Extractor

The class supports the initialization with a dictionary mapping dataset names to file paths, automatically loads these datasets into memory, and provides methods for easy retrieval and manipulation of these datasets.

class qsar.utils.extractor.Extractor(paths: Dict[str, str])

Bases: object

Class for cross-validation related functionalities.

Parameters:

paths (Dict[str, str]) – Dictionary of {str: str} pairs where the key is the name of the dataframe and the value is the path to the CSV file.

Variables:

dfs (Dict[str, pd.DataFrame]) – Extracted DataFrames from the paths provided during initialization.

extract_dfs(paths: Dict[str, str] | None = None) Dict[str, DataFrame]

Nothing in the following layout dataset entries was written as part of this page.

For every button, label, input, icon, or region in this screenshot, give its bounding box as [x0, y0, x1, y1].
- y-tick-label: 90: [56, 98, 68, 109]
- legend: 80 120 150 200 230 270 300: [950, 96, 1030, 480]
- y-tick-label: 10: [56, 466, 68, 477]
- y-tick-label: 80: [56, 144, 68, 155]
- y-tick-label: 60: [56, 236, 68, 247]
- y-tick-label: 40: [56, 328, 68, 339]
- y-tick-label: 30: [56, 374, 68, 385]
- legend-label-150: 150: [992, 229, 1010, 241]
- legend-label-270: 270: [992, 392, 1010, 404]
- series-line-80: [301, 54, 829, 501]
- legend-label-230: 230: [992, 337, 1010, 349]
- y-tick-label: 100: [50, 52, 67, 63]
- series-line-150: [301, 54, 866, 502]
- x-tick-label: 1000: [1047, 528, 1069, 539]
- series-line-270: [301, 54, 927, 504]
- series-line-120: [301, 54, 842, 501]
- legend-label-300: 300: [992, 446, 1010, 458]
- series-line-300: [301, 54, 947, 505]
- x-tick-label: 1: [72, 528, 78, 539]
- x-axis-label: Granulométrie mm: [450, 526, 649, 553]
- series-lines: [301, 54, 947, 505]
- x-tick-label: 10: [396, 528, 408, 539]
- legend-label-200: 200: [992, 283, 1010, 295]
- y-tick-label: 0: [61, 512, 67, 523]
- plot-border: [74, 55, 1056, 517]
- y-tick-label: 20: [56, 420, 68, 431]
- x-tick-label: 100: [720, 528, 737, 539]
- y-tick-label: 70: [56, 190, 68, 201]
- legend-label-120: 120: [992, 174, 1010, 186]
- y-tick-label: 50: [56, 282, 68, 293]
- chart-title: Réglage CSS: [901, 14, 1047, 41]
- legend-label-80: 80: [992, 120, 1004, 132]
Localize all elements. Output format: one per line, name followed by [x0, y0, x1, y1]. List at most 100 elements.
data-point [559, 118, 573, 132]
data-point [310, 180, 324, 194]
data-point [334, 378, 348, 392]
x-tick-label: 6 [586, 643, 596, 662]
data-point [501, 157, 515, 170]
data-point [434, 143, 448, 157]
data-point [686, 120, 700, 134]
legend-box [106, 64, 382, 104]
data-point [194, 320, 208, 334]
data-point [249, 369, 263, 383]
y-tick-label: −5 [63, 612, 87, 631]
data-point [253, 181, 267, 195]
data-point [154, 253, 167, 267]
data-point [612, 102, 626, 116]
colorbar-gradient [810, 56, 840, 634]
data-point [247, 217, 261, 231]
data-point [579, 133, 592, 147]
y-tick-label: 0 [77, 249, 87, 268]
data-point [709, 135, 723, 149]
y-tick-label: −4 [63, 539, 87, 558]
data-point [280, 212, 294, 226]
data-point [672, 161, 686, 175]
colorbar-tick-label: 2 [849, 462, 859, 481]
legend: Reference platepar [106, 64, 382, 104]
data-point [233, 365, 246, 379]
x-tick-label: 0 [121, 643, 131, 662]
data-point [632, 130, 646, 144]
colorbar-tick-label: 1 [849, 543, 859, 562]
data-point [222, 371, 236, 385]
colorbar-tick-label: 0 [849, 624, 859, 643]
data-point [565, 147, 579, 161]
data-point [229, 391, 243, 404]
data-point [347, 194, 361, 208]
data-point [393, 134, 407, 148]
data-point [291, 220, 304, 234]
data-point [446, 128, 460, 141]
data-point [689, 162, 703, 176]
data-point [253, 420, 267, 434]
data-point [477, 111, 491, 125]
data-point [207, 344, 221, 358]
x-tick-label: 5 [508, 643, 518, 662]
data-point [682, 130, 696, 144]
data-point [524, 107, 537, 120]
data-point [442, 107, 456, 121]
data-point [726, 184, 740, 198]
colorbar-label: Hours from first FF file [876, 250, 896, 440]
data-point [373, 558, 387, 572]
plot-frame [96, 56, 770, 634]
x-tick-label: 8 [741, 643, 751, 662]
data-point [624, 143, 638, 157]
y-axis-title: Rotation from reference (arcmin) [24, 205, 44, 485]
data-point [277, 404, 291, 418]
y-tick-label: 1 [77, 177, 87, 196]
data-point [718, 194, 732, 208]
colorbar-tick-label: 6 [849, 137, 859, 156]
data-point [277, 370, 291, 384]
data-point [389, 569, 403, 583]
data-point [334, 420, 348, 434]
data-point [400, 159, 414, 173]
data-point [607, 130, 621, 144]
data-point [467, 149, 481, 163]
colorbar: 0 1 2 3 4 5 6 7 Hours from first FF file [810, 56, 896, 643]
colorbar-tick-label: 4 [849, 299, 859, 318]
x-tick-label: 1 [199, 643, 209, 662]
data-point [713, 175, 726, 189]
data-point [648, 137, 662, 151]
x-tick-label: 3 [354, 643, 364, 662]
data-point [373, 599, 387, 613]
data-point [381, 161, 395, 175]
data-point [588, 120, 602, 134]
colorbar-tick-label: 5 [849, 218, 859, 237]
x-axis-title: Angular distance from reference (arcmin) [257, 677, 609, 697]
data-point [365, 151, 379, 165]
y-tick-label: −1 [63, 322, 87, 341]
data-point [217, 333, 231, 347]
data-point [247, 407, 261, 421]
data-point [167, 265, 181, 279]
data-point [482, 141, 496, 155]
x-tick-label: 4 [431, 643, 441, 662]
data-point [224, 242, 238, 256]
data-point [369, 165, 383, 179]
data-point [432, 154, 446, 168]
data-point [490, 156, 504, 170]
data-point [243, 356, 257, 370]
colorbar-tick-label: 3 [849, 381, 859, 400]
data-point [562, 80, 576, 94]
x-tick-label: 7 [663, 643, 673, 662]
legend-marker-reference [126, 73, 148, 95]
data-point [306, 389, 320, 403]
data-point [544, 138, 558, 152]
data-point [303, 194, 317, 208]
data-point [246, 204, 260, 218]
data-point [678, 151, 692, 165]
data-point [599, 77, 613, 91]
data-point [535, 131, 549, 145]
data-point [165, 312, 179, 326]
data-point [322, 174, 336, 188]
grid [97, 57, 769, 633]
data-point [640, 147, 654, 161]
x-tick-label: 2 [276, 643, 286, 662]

Extracts DataFrames from a dictionary of {name: path} pairs.

Parameters:

paths (Dict[str, str], optional) – Dictionary of {str: str} pairs where the key is the name of the dataframe and the value is the path to the CSV file. If not provided, defaults to the paths provided at initialization.

Returns:

Dictionary of {str: pd.DataFrame} pairs where the key is the name of the dataframe and the value is the DataFrame itself.

Return type:

Dict[str, pd.DataFrame]

Raises:

FileNotFoundError – If a path in the dictionary does not exist.

get_df(name: str) DataFrame

Get a DataFrame by its name.

Parameters:

name (str) – Name of the DataFrame.

Returns:

The DataFrame associated with the given name.

Return type:

pd.DataFrame

Raises:

KeyError – If the name does not exist in the stored DataFrames.

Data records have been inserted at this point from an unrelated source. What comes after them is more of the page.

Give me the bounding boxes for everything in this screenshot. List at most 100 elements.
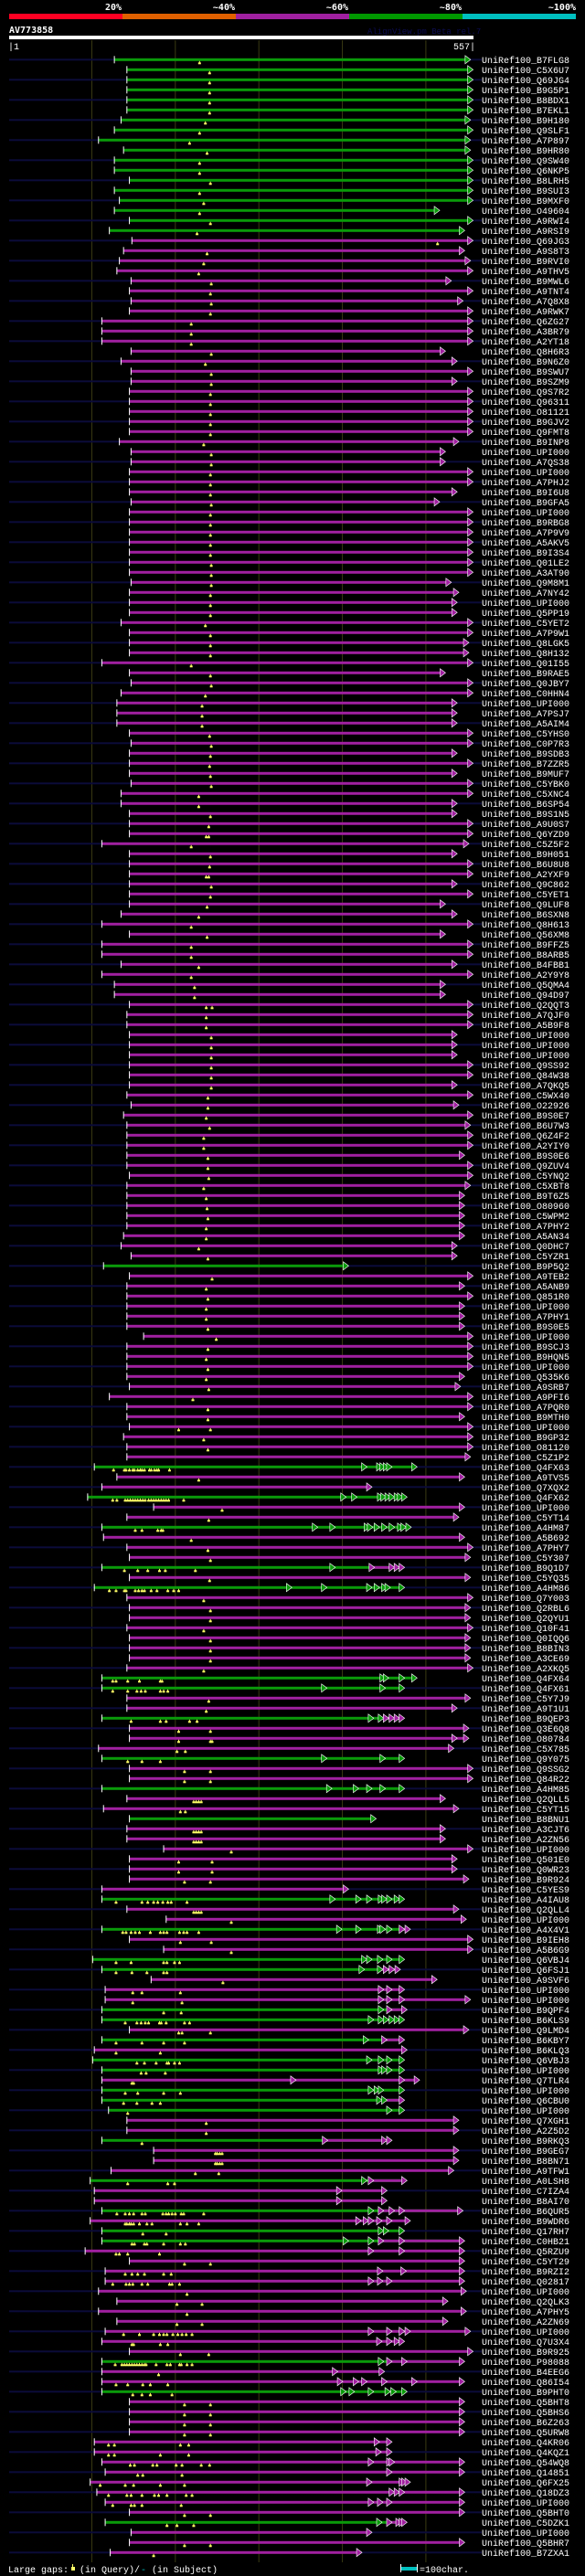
hit-label-link[interactable]: UniRef100_A9THV5 [482,267,569,278]
hsp-line[interactable] [126,1595,468,1599]
hsp-line[interactable] [126,1797,441,1800]
hsp-line[interactable] [94,2189,382,2192]
hit-label-link[interactable]: UniRef100_A4HM87 [482,1523,569,1534]
hit-row[interactable]: UniRef100_A7PHY2 [9,1221,569,1233]
hit-label-link[interactable]: UniRef100_B8ARB5 [482,950,569,961]
hit-row[interactable]: UniRef100_B6QUR5 [9,2206,569,2218]
hit-label-link[interactable]: UniRef100_UPI000 [482,2327,569,2338]
hit-label-link[interactable]: UniRef100_Q54WQ8 [482,2458,569,2469]
hsp-line[interactable] [103,1807,454,1810]
hit-label-link[interactable]: UniRef100_A5ANB9 [482,1282,569,1293]
hit-label-link[interactable]: UniRef100_A3CJT6 [482,1825,569,1836]
hsp-line[interactable] [101,942,468,946]
hit-row[interactable]: UniRef100_B9RKQ3 [101,2136,569,2147]
hit-row[interactable]: UniRef100_Q535K6 [126,1372,569,1383]
hit-label-link[interactable]: UniRef100_A9PFI6 [482,1393,569,1404]
hit-label-link[interactable]: UniRef100_Q69JG4 [482,76,569,87]
hit-row[interactable]: UniRef100_UPI000 [129,1050,569,1062]
hit-label-link[interactable]: UniRef100_O49604 [482,207,569,217]
hit-label-link[interactable]: UniRef100_Q851R0 [482,1292,569,1303]
hit-label-link[interactable]: UniRef100_C5Z1P2 [482,1453,569,1464]
hsp-line[interactable] [126,1405,468,1408]
hit-label-link[interactable]: UniRef100_A7PHY5 [482,2307,569,2318]
hit-row[interactable]: UniRef100_B9IEH8 [129,1935,569,1946]
hsp-line[interactable] [116,2299,443,2303]
hit-row[interactable]: UniRef100_Q7XGH1 [126,2115,569,2127]
hsp-line[interactable] [94,1585,399,1589]
hsp-line[interactable] [101,661,468,664]
hsp-line-tail[interactable] [378,2209,458,2212]
hsp-line[interactable] [109,228,460,232]
hit-row[interactable]: UniRef100_UPI000 [130,447,569,459]
hit-row[interactable]: UniRef100_B6KLS9 [101,2015,569,2027]
hit-row[interactable]: UniRef100_Q01I55 [9,658,569,670]
hit-label-link[interactable]: UniRef100_Q9SLF1 [482,126,569,137]
hit-label-link[interactable]: UniRef100_Q6ZG27 [482,317,569,328]
hit-label-link[interactable]: UniRef100_B6QUR5 [482,2207,569,2218]
hit-label-link[interactable]: UniRef100_B4FBB1 [482,960,569,971]
hit-label-link[interactable]: UniRef100_B9RKQ3 [482,2136,569,2147]
hsp-line[interactable] [129,510,468,514]
hit-label-link[interactable]: UniRef100_B9S0E5 [482,1322,569,1333]
hit-label-link[interactable]: UniRef100_B4EEG6 [482,2368,569,2379]
hit-label-link[interactable]: UniRef100_A4X4V1 [482,1925,569,1936]
hsp-line[interactable] [114,992,441,996]
hsp-line[interactable] [129,731,468,735]
hit-row[interactable]: UniRef100_A5AN34 [122,1231,569,1243]
hsp-line[interactable] [129,882,452,885]
hit-label-link[interactable]: UniRef100_A7QKQ5 [482,1081,569,1092]
hit-row[interactable]: UniRef100_Q2QQT3 [9,1000,569,1012]
hit-label-link[interactable]: UniRef100_A9SRB7 [482,1383,569,1394]
hit-row[interactable]: UniRef100_B9MXF0 [9,196,569,207]
hsp-line[interactable] [129,892,468,896]
hsp-line[interactable] [121,801,452,805]
hit-label-link[interactable]: UniRef100_Q9M8M1 [482,578,569,589]
hit-label-link[interactable]: UniRef100_C5Y307 [482,1553,569,1564]
hsp-line[interactable] [129,309,468,313]
hsp-line[interactable] [94,2199,382,2202]
hit-row[interactable]: UniRef100_A7NY42 [129,588,569,599]
hit-label-link[interactable]: UniRef100_Q6CBU0 [482,2096,569,2107]
hsp-line[interactable] [129,932,441,936]
hit-row[interactable]: UniRef100_B9HR80 [122,145,569,157]
hit-label-link[interactable]: UniRef100_UPI000 [482,2498,569,2509]
hit-row[interactable]: UniRef100_B9N6Z0 [9,356,569,368]
hit-label-link[interactable]: UniRef100_A2YXF9 [482,870,569,881]
hsp-line[interactable] [129,1425,468,1428]
hit-label-link[interactable]: UniRef100_O81120 [482,1443,569,1454]
hit-row[interactable]: UniRef100_B9HQN5 [126,1352,569,1363]
hsp-line[interactable] [129,1656,465,1659]
hsp-line[interactable] [92,2058,399,2062]
hit-label-link[interactable]: UniRef100_A7Q8X8 [482,297,569,308]
hit-row[interactable]: UniRef100_Q9LUF8 [9,899,569,911]
hit-label-link[interactable]: UniRef100_B9WDR6 [482,2217,569,2228]
hsp-line[interactable] [126,1023,468,1026]
hit-label-link[interactable]: UniRef100_UPI000 [482,1423,569,1434]
hit-row[interactable]: UniRef100_A9T1U1 [9,1703,569,1715]
hsp-line[interactable] [129,1173,468,1177]
hsp-line[interactable] [114,188,468,192]
hsp-line[interactable] [126,1133,468,1137]
hit-row[interactable]: UniRef100_A7QS38 [9,457,569,469]
hit-row[interactable]: UniRef100_UPI000 [9,1844,569,1856]
hsp-line[interactable] [121,962,452,966]
hsp-line[interactable] [129,1063,468,1066]
hit-row[interactable]: UniRef100_UPI000 [9,698,569,710]
hit-row[interactable]: UniRef100_B6Z263 [129,2417,569,2429]
hit-label-link[interactable]: UniRef100_B8BN71 [482,2157,569,2168]
hsp-line[interactable] [126,1123,465,1127]
hit-row[interactable]: UniRef100_UPI000 [129,507,569,519]
hit-label-link[interactable]: UniRef100_B7EKL1 [482,106,569,117]
hsp-line[interactable] [101,1525,406,1529]
hsp-line[interactable] [126,78,468,81]
hsp-line[interactable] [90,2480,406,2484]
hit-label-link[interactable]: UniRef100_UPI000 [482,1031,569,1042]
hsp-line[interactable] [131,460,441,463]
hit-row[interactable]: UniRef100_A9TFW1 [9,2166,569,2178]
hit-row[interactable]: UniRef100_A0LSH8 [90,2176,569,2188]
hit-row[interactable]: UniRef100_Q9M8M1 [9,578,569,589]
hit-row[interactable]: UniRef100_Q5RZU9 [9,2246,569,2258]
hsp-line[interactable] [129,429,468,433]
hit-label-link[interactable]: UniRef100_B9MTH0 [482,1413,569,1424]
hsp-line[interactable] [131,450,441,453]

split_x_y(y_col: str) Tuple[Dict[str, DataFrame], Dict[str, DataFrame]]

Splits the DataFrames into X and y DataFrames based on the specified column.

Parameters:

y_col (str) – Name of the column to be used as the y values.

Returns:

A tuple containing two dictionaries. The first dictionary contains the X DataFrames and the second dictionary contains the y DataFrames, both keyed by the names of the original DataFrames.

Return type:

Tuple[Dict[str, pd.DataFrame], Dict[str, pd.DataFrame]].